Com esse desenvolvimento da cafeicultura, afirmou Andrade, o Brasil se firma como a origem com maior capacidade de entregar ao mercado os mais diferentes perfis de bebida, “algo que um comprador internacional teria que buscar em inúmeros países”.
“Os produtores centro-americanos, colombianos e africanos estão perdendo fatias de mercado… hoje a qualidade que eles têm nós também temos”, confirmou o pesquisador Celso Vegro, do Instituto de Economia Agrícola (IEA), ponderando que o “cereja” brasileiro é tão bom quanto o grão lavado da Colômbia.
“A produtividade no trabalho ou no preparo é muito superior no Brasil, conseguimos altíssima qualidade a preço competitivo. E para coroar todo esse processo, o Brasil passou a ter também indicações geográficas”, acrescentou Vegro.
Segundo ele, se a Colômbia tem a sua tradicional marca Juan Valdez, o Brasil possuiu indicações geográficas, “o que permite que o mercado tenha interesse em descobrir o café brasileiro”.

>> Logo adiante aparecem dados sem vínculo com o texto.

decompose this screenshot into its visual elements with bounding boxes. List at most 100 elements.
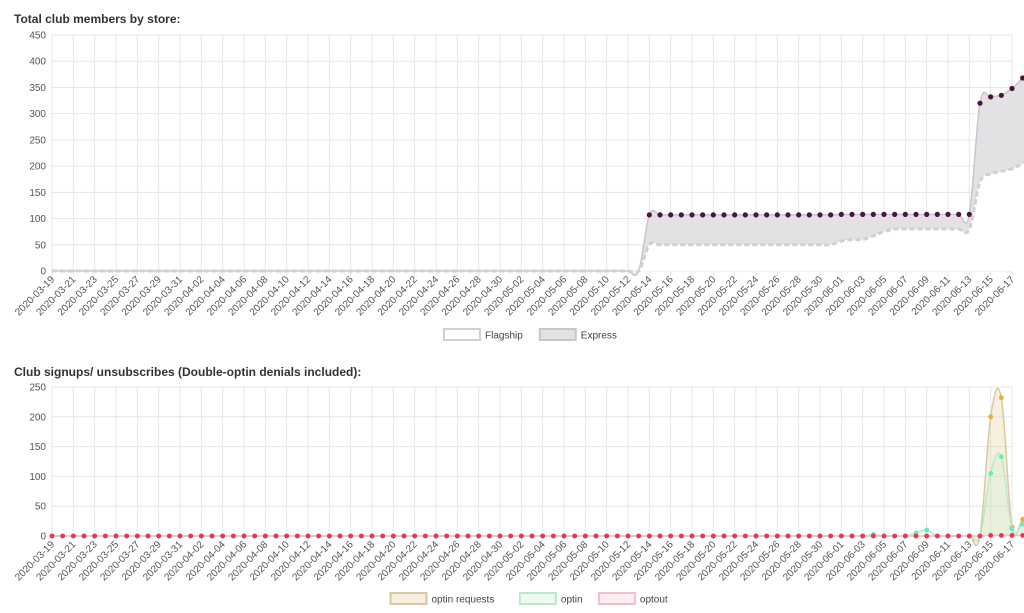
data-point [156, 533, 162, 539]
data-point [465, 533, 471, 539]
data-point [316, 533, 322, 539]
series-line-1 [52, 452, 1024, 542]
data-point [70, 533, 76, 539]
data-point [1009, 85, 1015, 92]
data-point [476, 533, 482, 539]
data-point [998, 533, 1004, 538]
data-point [380, 533, 386, 539]
series-area-1 [52, 453, 1024, 541]
data-point [828, 533, 834, 539]
data-point [817, 212, 823, 218]
legend-item[interactable]: Flagship [443, 328, 523, 342]
data-point [166, 533, 172, 539]
data-point [348, 533, 354, 539]
data-point [369, 533, 375, 539]
legend-label: Flagship [485, 331, 523, 342]
y-tick-label: 450 [29, 31, 46, 42]
legend-label: optin [561, 595, 583, 606]
data-point [1009, 533, 1015, 538]
data-point [689, 212, 695, 218]
data-point [806, 212, 812, 218]
y-tick-label: 150 [29, 188, 46, 199]
data-point [945, 533, 951, 539]
data-point [572, 533, 578, 539]
data-point [924, 211, 930, 217]
data-point [732, 533, 738, 539]
data-point [668, 212, 674, 218]
data-point [764, 533, 770, 539]
y-tick-label: 400 [29, 57, 46, 68]
data-point [689, 533, 695, 539]
data-point [902, 533, 908, 539]
data-point [678, 212, 684, 218]
data-point [998, 92, 1004, 98]
legend-swatch [518, 592, 557, 605]
data-point [230, 533, 236, 539]
data-point [934, 211, 940, 217]
data-point [721, 533, 727, 539]
y-tick-label: 100 [29, 472, 46, 483]
data-point [678, 533, 684, 539]
legend-item[interactable]: Express [538, 328, 617, 342]
data-point [284, 533, 290, 539]
data-point [497, 533, 503, 539]
legend-item[interactable]: optin requests [389, 592, 495, 606]
data-point [998, 454, 1004, 460]
data-point [604, 533, 610, 539]
chart-1: 0501001502002502020-03-192020-03-212020-… [13, 383, 1024, 606]
data-point [870, 211, 876, 217]
legend: Flagship Express [443, 328, 617, 342]
y-tick-label: 100 [29, 214, 46, 225]
legend: optin requests optin optout [389, 592, 668, 606]
data-point [710, 212, 716, 218]
data-point [550, 533, 556, 539]
data-point [582, 533, 588, 539]
data-point [220, 533, 226, 539]
data-point [838, 211, 844, 217]
data-point [273, 533, 279, 539]
data-point [956, 533, 962, 539]
data-point [988, 471, 994, 476]
data-point [988, 94, 994, 100]
charts-canvas: 0501001502002503003504004502020-03-19202… [13, 31, 1024, 606]
legend-swatch [389, 592, 428, 605]
series-line-0 [52, 387, 1024, 547]
data-point [102, 533, 108, 539]
data-point [625, 533, 631, 539]
data-point [934, 533, 940, 539]
data-point [124, 533, 130, 539]
data-point [902, 211, 908, 217]
data-point [188, 533, 194, 539]
data-point [838, 533, 844, 539]
data-point [508, 533, 514, 539]
data-point [977, 533, 983, 539]
legend-label: optout [640, 595, 668, 606]
data-point [753, 533, 759, 539]
data-point [177, 533, 183, 539]
legend-item[interactable]: optin [518, 592, 583, 606]
data-point [753, 212, 759, 218]
y-tick-label: 200 [29, 412, 46, 423]
data-point [92, 533, 98, 539]
data-point [956, 211, 962, 217]
data-point [412, 533, 418, 539]
data-point [657, 212, 663, 218]
data-point [614, 533, 620, 539]
y-tick-label: 300 [29, 109, 46, 120]
data-point [305, 533, 311, 539]
y-tick-label: 0 [40, 532, 46, 543]
y-tick-label: 0 [40, 267, 46, 278]
data-point [977, 100, 983, 106]
data-point [636, 533, 642, 539]
data-point [593, 533, 599, 539]
data-point [924, 533, 930, 539]
legend-item[interactable]: optout [597, 592, 668, 606]
data-point [721, 212, 727, 218]
data-point [870, 533, 876, 539]
series-area-0 [52, 162, 1024, 274]
data-point [326, 533, 332, 539]
data-point [700, 212, 706, 218]
legend-swatch [538, 328, 577, 341]
data-point [881, 533, 887, 539]
data-point [540, 533, 546, 539]
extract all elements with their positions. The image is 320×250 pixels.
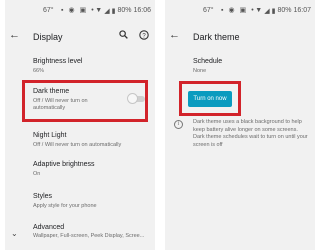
- chevron-down-icon: ⌄: [11, 229, 18, 238]
- display-settings-panel: 67° ▪ ◉ ▣ • ▼ ◢ ▮ 80% 16:06 ← Display ? …: [5, 0, 155, 250]
- wifi-icon: ▼: [255, 7, 263, 14]
- help-icon[interactable]: ?: [139, 30, 149, 42]
- dot-icon: •: [91, 7, 94, 14]
- status-temp: 67°: [203, 7, 214, 14]
- advanced-subtitle: Wallpaper, Full-screen, Peek Display, Sc…: [33, 233, 145, 239]
- status-icons: ▪ ◉ ▣ •: [221, 6, 254, 15]
- status-time: 16:06: [133, 7, 151, 14]
- sim-icon: ▪: [61, 7, 64, 14]
- highlight-box: [22, 80, 148, 122]
- status-bar: 67° ▪ ◉ ▣ • ▼ ◢ ▮ 80% 16:06: [5, 0, 155, 21]
- schedule-title: Schedule: [193, 58, 223, 65]
- page-title: Dark theme: [193, 32, 240, 42]
- battery-icon: ▮: [271, 8, 276, 15]
- battery-percent: 80%: [277, 7, 292, 14]
- app-icon: ▣: [79, 7, 87, 14]
- page-title: Display: [33, 32, 63, 42]
- brightness-title: Brightness level: [33, 58, 83, 65]
- status-icons: ▪ ◉ ▣ •: [61, 6, 94, 15]
- dark-theme-info-text: Dark theme uses a black background to he…: [193, 119, 308, 148]
- battery-icon: ▮: [111, 8, 116, 15]
- status-bar: 67° ▪ ◉ ▣ • ▼ ◢ ▮ 80% 16:07: [165, 0, 315, 21]
- status-time: 16:07: [293, 7, 311, 14]
- styles-subtitle: Apply style for your phone: [33, 203, 97, 209]
- status-temp: 67°: [43, 7, 54, 14]
- adaptive-brightness-title: Adaptive brightness: [33, 161, 95, 168]
- sim-icon: ▪: [221, 7, 224, 14]
- app-bar: ← Dark theme: [165, 26, 315, 48]
- night-light-subtitle: Off / Will never turn on automatically: [33, 142, 122, 148]
- status-right: ▼ ◢ ▮ 80% 16:06: [95, 7, 151, 15]
- battery-percent: 80%: [117, 7, 132, 14]
- app-icon: ▣: [239, 7, 247, 14]
- app-bar: ← Display ?: [5, 26, 155, 48]
- brightness-value: 66%: [33, 68, 45, 74]
- back-arrow-icon[interactable]: ←: [9, 29, 20, 41]
- notification-icon: ◉: [228, 7, 235, 14]
- search-icon[interactable]: [119, 30, 128, 41]
- styles-title: Styles: [33, 193, 53, 200]
- info-icon: i: [174, 120, 183, 129]
- signal-icon: ◢: [264, 8, 270, 15]
- adaptive-brightness-subtitle: On: [33, 171, 41, 177]
- dot-icon: •: [251, 7, 254, 14]
- signal-icon: ◢: [104, 8, 110, 15]
- night-light-title: Night Light: [33, 132, 67, 139]
- status-right: ▼ ◢ ▮ 80% 16:07: [255, 7, 311, 15]
- highlight-box: [179, 81, 241, 116]
- schedule-value: None: [193, 68, 207, 74]
- advanced-title: Advanced: [33, 224, 65, 231]
- back-arrow-icon[interactable]: ←: [169, 29, 180, 41]
- dark-theme-panel: 67° ▪ ◉ ▣ • ▼ ◢ ▮ 80% 16:07 ← Dark theme…: [165, 0, 315, 250]
- notification-icon: ◉: [68, 7, 75, 14]
- wifi-icon: ▼: [95, 7, 103, 14]
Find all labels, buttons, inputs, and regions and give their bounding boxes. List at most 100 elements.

“As regiões se organizaram para mostrar, não estão mais dependendo do exportador para vender lá em Santos”, disse ele, lembrando que há as origens do Cerrado Mineiro, Mantiqueira de Minas, Alta Mogiana, Norte Pioneiro do Paraná, Oeste da Bahia, Região de Pinhal, Campo das Vertentes e Matas de Minas, além do robusta amazônico, de Rondônia, e do conilon do Espírito Santo.